[L'auteur a généreusement partagé ce matériel de son Les Guillotinés de la Révolution Française. Nos lecteurs voudront peut-être visiter. — George P. Landow]

Pour la premier fois depuis 1614 le roi de France va s'adresser publiquement et solennellement aux représentants de la nation. Cet événement a soulevé un espoir immense dans toutes les villes et campagnes. Mais ce n'est pas tout : Les cinq mois de préparation des Etats généraux et de rédaction des cahiers de doléances ont laissé le temps à tous les Français de s'exprimer. Et l'espoir s'est peu à peu transformé en exigence. Assez des impôts injustes, assez de l'arbitraire, assez de l'inique régime féodal, que vivent les libertés locales! Partout aujourd'hui, on attends que les choses changent. Et partout on espère que le roi accepte loyalement de prendre en compte les vÏux du tiers état, qui se sent investi des espoirs et des revendications de ses vingt-sept millions de sujets. Un geste, une parole de sa part suffirait.

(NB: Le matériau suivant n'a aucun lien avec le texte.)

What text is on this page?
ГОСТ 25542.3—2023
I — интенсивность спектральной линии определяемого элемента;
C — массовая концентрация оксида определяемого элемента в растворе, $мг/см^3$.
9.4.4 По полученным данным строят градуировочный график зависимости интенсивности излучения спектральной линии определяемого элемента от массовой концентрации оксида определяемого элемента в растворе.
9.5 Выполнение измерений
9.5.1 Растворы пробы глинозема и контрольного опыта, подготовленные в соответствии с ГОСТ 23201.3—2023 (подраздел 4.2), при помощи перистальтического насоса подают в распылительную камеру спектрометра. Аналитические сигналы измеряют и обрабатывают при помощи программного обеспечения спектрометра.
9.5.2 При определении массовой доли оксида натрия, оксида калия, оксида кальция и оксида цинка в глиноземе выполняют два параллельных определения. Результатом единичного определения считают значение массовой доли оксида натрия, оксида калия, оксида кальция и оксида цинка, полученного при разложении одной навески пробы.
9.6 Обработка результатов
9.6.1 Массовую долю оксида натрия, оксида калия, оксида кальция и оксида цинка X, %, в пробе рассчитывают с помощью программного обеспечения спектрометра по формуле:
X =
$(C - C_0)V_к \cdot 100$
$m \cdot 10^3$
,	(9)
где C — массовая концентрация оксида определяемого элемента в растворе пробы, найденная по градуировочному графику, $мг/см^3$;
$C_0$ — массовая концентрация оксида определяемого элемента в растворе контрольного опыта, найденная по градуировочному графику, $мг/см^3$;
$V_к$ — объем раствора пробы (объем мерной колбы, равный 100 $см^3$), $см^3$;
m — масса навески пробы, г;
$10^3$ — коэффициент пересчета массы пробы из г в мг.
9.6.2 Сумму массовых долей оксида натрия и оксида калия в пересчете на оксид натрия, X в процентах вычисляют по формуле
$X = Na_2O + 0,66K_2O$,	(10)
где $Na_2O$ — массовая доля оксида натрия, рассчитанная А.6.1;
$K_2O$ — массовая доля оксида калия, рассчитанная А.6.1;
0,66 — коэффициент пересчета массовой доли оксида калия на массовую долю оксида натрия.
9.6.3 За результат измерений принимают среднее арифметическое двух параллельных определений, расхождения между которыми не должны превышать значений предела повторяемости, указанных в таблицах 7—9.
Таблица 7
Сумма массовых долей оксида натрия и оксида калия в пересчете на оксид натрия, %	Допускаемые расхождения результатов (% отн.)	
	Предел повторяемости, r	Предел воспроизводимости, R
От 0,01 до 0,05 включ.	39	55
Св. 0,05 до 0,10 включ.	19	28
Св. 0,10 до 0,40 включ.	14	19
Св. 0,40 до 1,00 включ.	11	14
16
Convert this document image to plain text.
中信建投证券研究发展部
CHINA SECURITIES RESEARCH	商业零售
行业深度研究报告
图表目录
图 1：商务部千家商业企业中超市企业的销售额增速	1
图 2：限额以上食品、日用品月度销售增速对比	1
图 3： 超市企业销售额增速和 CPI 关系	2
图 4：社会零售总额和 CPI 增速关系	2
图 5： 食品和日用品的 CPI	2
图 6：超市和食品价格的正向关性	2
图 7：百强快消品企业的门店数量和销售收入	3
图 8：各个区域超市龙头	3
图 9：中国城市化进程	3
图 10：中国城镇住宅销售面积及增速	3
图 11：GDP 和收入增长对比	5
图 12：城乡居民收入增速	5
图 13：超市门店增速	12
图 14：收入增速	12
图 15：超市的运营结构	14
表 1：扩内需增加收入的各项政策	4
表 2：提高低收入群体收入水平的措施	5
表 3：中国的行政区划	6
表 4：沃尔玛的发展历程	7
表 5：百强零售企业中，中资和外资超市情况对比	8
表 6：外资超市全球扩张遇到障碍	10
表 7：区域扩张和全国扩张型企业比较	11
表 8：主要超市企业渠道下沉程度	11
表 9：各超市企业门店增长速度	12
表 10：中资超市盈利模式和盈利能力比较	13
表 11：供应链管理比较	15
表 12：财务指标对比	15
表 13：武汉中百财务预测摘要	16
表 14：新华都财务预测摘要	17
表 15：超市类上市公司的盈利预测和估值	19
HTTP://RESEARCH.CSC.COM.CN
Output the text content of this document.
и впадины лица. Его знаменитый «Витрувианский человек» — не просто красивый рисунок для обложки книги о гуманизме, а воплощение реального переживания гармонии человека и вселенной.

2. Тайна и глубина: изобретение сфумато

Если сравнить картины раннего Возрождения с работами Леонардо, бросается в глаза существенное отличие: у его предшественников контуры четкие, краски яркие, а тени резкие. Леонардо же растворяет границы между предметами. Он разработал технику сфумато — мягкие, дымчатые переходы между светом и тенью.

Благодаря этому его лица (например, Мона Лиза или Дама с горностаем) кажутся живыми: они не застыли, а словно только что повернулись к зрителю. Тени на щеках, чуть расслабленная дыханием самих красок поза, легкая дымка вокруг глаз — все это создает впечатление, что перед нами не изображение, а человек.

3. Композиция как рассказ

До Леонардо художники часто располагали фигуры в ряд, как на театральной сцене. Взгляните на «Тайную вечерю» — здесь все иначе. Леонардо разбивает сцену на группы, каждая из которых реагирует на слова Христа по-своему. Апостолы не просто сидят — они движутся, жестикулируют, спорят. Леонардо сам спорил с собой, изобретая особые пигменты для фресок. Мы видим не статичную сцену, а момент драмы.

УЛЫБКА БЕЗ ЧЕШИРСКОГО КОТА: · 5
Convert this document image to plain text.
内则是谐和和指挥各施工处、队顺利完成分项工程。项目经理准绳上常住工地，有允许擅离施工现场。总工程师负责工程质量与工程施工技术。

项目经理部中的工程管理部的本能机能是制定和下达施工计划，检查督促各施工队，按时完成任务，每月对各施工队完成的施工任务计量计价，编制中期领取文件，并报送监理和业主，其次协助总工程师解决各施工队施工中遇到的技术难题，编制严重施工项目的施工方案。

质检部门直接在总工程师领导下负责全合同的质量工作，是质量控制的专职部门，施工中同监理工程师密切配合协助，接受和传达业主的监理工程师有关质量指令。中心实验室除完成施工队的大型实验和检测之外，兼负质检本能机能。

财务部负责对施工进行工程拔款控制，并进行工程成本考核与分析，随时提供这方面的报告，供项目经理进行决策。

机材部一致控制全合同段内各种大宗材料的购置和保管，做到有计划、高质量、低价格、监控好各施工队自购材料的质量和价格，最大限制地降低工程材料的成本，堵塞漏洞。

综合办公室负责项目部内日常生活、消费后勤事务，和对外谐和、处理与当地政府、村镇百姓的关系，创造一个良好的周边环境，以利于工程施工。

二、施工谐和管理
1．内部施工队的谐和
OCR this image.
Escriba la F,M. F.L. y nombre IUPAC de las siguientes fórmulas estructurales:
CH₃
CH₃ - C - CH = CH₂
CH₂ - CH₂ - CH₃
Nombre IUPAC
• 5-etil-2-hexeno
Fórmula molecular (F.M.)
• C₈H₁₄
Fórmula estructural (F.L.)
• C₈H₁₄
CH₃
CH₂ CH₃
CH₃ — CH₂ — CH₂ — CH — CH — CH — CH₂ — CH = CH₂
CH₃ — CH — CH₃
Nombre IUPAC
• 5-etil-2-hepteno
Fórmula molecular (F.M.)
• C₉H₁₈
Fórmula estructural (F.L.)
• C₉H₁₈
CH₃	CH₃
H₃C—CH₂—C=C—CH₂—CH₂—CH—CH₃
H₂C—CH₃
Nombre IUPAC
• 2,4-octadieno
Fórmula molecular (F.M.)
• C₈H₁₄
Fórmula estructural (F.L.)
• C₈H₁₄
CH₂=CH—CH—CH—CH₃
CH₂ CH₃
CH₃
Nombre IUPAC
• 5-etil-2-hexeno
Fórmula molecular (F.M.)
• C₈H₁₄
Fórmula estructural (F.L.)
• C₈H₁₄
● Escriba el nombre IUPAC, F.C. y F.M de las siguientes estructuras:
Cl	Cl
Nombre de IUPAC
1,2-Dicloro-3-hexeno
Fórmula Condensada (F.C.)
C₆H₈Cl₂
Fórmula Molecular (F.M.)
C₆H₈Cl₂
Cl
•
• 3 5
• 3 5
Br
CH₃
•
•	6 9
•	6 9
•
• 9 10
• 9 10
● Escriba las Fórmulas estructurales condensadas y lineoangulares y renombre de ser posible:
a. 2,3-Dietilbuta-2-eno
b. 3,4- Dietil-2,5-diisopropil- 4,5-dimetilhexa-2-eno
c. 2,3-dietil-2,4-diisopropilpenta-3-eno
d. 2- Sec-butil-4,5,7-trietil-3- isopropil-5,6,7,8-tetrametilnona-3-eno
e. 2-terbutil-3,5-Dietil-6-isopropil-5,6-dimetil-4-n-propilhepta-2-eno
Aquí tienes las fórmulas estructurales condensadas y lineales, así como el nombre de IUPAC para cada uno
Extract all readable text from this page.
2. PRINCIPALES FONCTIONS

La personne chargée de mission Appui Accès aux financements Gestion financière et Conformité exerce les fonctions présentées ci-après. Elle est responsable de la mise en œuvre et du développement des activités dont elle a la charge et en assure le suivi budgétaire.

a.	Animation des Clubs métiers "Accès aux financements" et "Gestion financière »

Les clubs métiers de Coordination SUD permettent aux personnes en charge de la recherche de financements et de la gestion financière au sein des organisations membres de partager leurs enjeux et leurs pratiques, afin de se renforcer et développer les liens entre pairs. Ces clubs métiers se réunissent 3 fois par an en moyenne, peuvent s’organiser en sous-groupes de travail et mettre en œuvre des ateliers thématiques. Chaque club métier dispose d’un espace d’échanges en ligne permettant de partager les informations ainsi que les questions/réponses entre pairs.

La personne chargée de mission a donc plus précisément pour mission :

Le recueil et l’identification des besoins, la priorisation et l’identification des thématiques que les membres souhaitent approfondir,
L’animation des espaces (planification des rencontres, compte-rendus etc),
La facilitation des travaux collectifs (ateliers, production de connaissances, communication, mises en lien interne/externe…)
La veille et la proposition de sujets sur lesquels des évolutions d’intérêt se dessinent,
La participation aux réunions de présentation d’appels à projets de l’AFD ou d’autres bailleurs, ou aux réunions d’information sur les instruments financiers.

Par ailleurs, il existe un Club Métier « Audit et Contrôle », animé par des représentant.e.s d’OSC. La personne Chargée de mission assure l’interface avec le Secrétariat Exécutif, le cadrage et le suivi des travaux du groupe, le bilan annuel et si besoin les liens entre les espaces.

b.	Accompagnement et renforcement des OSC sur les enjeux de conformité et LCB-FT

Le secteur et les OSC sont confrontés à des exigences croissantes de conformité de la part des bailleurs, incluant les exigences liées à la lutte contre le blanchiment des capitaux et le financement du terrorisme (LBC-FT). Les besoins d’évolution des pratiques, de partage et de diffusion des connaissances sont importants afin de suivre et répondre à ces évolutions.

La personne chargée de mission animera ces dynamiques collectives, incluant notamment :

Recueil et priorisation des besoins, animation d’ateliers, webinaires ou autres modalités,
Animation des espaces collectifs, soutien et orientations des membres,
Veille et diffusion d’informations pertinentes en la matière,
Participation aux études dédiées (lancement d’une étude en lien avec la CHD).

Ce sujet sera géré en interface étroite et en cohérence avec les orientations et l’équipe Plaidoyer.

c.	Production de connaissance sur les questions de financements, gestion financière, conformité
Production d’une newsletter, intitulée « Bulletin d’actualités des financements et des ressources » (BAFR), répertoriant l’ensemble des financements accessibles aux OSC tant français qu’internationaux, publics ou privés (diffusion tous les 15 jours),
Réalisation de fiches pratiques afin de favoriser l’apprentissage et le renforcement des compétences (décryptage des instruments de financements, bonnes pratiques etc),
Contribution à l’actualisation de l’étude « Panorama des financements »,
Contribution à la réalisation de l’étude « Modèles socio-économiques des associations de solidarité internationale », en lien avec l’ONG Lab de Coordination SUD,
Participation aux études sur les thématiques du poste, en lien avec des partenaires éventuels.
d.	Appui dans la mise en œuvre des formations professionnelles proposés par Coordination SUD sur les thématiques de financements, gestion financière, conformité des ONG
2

Les badauds étaient massés depuis le lever du jour le long de la rue des Chantiers pour voir passer les députés de Etats. Convoqués pour huit heures, ceux-ci sont arrivés par petits groupes devant l'hôtel des Menus-Plaisirs. Le marquis de Dreux-Brézé et les deux autres maîtres des cérémonies les ont alors fait entrer dans des vestibule. Et l'appel nominatif des 1 200 députés a commencé.

La salle a été soigneusement aménagée pour y accueillir plus de trois mille personnes. Plusieurs mois de travaux ont été nécessaires pour transformer ce qui n'était à l'origine qu'un entrepôt destiné à conserver des décors d'opéra du roi. Il en coûtera au trésor du royaume la respectable somme de 200 000 livres, ce qui représente, il est vrai, une goutte d'eau dans l'océan du déficit budgétaire de 56 millions si on en croit Necker.

La lente entrée des députés a permis au public de les dévisager tout à son aise. Les représentants étaient conduits à leur places respectives, les membre du clergé à la droite du trône, les nobles à sa gauche et le Tiers au fond de la salle. Les députés bretons se sont taillé un franc succès. On a surtout remarqué, parmi eux, un certain Michel Gérard? Unique paysan de l'Assemblée, il est aussi le seul à ne pas porter de perruque et à n'avoir pas adopté le costume prévu par le protocole.

Louis XVI a quitté le château peu avant midi, alors que les députés finissaient de s'installer. Il était alors midi. Soudain, les huissiers se sont agenouillés. A l'entrée du roi, une immense ovation s'est élevée, puis le silence est retombé. Revêtu du grand manteau royal et coiffé d'un chapeau à plumes, le souverain a salué et s'est assis. Le roi s'est alors exprimé d'une voix forte et puissante. Appelant les représentants de la nation à la concorde, il a émis le souhait que la sagesse l'emporte. A aucun moment, louis XVI n'a fait preuve d'une quelconque volonté de renoncer à une parcelle de souveraineté. Les rangs du Tiers, déjà tendus, se sont quelque peu agités à l'évocation du "désir exagéré d'innovation". Mais l'enthousiasme général l'a emporté, comme l'ont prouvé les applaudissements effrénés qui ont interrompu à plusieurs reprise les discours royal. Celui-ci terminé, Louis a de nouveau salué et s'est recouvert.